Wednesday, August 5, 2009

Social Studies

A seeming epidemic of eye-rolling, snorting and sneering, and general snarky comment appears to have affected a number of members of the progressive chattering classes. The causus rolleye is the carping of sundry complainants that the gargantuan, and entirely impenetrable to the layperson, new health care bill is unvarnished socialism in its bulk and particulars. Prog. pundies declaim it's no sech of a thing and to aver that it is simply fearmongering by right wing grumps.

Interestingly to declaim such is to concede a major point to conservatives who are more than happy to trot out the word socialism for any legislative agenda that has even a pale tint of collectivist intent. In a post just south of here I ruminated on the banishment of the word communism to the dustbin of historical rhetoric based on the fact that good sober progressives and even wild-eyed liberals could never consider themselves "communists" because they were as horrified as anyone by the messy, brutal, repressive and generally unsavory nature of the two biggest "Communist" nations; the U.S.S.R. and the People's Republic Of China. We's good people so we ain't no commies.

The word socialism seems headed in the same direction but there are some important differences in the shunning of the label as compared to the commie slur. For starters the word socialism conjures up in many conservative noggins not tyrannical despotism but rather economic lassitude and cultural enervation. Donning this dull mantle is a non-starter so leftist salons shun the apellation with gusto preferring to declaim newer more trendy and less rhetorically hoary goals such as multi-cultural vibrance, economic justice, and environmental stewardship.

What's the old saying about things that walk and quack like Donald and Daisy? Well presently the political sky is black with hordes of legislative Order Anseres who upon landing in the marbled halls of Congress are waddling and quacking to raise the roof. Perhaps they have tattoos on their beaks, sport corn-rowed feathers, and drive electric cars when not migrating but their essential socialist duckness still obtains.

Protestations of un-duckiness are merely good PR spin. Embrace of the S-word would not play well in Peoria, sell in Sun City, or tingle the toes of Topekans. Openly socialist rhetoric might be da bomb in Berkely and pop corks in Cambridge but of such perfervidly activist niches is not a national mandate made.

Nah to sell the agenda to the rubes ya gotta go with such indistinct neologia as "efficiency", "fairness", "justice", the now ubiquitous "save the planet" exhortation, and the newly minted incantation "bending the cost curve". Some seriously fancy dancing is going on to label provisions in the health bill anything and everything but socialism. This obfuscatory fandango notwithstanding if the sundry touted wholesale increases in government control of the health care system don't amount to a virtual textbook example of socialism then the word ceases to have any meaning. Expunging meaning from words, or changing the meaning by political fiat, is at the least classic Orwellian doublethink and at the worst simply lying through one's teeth.

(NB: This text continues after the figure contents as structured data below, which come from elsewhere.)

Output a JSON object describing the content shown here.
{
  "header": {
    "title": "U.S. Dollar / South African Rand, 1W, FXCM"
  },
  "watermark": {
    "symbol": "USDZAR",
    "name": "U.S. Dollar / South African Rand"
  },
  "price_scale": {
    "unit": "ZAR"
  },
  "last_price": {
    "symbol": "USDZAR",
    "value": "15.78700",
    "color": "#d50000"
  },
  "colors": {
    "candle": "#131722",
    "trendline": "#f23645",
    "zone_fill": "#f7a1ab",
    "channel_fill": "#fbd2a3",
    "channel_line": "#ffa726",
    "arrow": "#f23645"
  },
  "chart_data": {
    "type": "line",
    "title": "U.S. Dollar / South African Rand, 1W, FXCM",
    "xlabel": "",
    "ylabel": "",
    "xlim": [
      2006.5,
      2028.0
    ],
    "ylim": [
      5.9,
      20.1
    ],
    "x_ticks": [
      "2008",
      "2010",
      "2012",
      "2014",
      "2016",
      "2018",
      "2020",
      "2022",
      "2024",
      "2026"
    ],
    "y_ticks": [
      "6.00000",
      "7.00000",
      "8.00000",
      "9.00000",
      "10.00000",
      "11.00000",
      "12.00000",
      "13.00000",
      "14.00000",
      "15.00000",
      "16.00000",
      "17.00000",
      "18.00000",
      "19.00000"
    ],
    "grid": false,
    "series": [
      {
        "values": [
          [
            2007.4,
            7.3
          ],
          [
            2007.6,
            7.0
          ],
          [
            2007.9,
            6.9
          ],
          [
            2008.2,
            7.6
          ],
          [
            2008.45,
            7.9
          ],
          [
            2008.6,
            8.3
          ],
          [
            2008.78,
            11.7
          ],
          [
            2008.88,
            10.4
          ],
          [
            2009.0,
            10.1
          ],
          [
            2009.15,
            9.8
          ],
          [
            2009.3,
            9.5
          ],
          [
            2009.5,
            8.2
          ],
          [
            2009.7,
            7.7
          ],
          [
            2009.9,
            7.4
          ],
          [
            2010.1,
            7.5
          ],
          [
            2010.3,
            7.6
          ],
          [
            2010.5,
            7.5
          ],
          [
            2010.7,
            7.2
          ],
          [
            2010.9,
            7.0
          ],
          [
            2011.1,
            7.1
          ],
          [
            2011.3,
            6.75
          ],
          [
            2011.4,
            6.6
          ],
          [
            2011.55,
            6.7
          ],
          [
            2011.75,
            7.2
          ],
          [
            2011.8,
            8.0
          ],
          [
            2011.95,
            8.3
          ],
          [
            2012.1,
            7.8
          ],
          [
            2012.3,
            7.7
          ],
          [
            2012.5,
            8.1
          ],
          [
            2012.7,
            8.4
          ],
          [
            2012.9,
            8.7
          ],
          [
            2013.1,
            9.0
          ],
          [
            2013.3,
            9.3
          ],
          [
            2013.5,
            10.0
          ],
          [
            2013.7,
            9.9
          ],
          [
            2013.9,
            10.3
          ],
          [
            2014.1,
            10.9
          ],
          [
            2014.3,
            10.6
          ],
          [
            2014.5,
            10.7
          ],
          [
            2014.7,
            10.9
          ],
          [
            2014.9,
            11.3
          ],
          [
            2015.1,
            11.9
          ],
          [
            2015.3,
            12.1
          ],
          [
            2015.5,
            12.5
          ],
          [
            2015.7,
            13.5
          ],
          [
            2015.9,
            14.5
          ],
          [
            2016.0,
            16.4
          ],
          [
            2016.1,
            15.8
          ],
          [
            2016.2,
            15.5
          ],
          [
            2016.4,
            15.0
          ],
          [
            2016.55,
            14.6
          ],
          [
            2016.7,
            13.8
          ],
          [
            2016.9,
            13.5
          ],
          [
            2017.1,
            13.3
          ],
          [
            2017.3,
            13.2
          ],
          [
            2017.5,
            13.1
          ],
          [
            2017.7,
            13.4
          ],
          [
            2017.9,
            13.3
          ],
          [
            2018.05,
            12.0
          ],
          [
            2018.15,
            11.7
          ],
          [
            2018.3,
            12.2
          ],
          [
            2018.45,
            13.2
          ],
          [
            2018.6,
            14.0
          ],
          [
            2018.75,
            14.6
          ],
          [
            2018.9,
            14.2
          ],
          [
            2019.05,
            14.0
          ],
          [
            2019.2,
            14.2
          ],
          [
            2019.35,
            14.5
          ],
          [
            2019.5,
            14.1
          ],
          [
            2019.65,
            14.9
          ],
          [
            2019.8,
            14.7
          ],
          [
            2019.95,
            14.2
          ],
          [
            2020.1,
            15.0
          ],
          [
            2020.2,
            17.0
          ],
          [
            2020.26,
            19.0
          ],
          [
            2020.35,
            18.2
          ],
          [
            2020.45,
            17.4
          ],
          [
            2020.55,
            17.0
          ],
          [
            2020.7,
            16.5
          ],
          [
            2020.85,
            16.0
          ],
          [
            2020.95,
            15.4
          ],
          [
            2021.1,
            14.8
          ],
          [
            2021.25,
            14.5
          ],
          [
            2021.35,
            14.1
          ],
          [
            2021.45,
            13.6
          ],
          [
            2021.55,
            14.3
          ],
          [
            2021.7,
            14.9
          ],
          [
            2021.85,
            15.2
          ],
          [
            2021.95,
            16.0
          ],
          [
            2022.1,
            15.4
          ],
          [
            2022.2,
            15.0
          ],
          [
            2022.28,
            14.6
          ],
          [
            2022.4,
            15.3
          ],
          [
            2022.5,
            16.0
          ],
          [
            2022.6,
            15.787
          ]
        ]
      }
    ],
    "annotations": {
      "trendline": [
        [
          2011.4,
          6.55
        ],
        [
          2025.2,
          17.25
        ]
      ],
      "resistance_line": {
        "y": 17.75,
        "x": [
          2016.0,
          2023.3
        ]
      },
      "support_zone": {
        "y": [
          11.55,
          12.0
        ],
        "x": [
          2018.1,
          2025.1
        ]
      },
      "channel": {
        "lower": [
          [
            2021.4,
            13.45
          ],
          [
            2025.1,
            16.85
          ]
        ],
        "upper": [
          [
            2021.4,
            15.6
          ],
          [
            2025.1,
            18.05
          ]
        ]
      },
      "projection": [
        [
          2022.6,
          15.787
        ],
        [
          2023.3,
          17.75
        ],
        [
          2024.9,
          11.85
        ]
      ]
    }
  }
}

A recent Newsweek cover story, "We Are All Socialists Now", avers that "If we fail to acknowledge the reality of the growing role of government in the economy, insisting instead on fighting 21st-century wars with 20th-century terms and tactics, then we are doomed to a fractious and unedifying debate. The sooner we understand where we truly stand, the sooner we can think more clearly about how to use government in today's world."

I choose debate, however unedifying or fractious, over passively lying down as our alleged betters proceed with the task of figuring out how to "use government" in ways more pleasing to nuanced Euro-sensitivities that view increased government control of our lives as an inescapable inevitability.

We all desperately need to honestly ask this question of ourselves. Is there any facet of our lives, of any sort, that we think should be categorically ruled inaccessible to governmental control regardless of any contingent circumstance? This is quite possibly the main question of our age. Think hard about it. Please.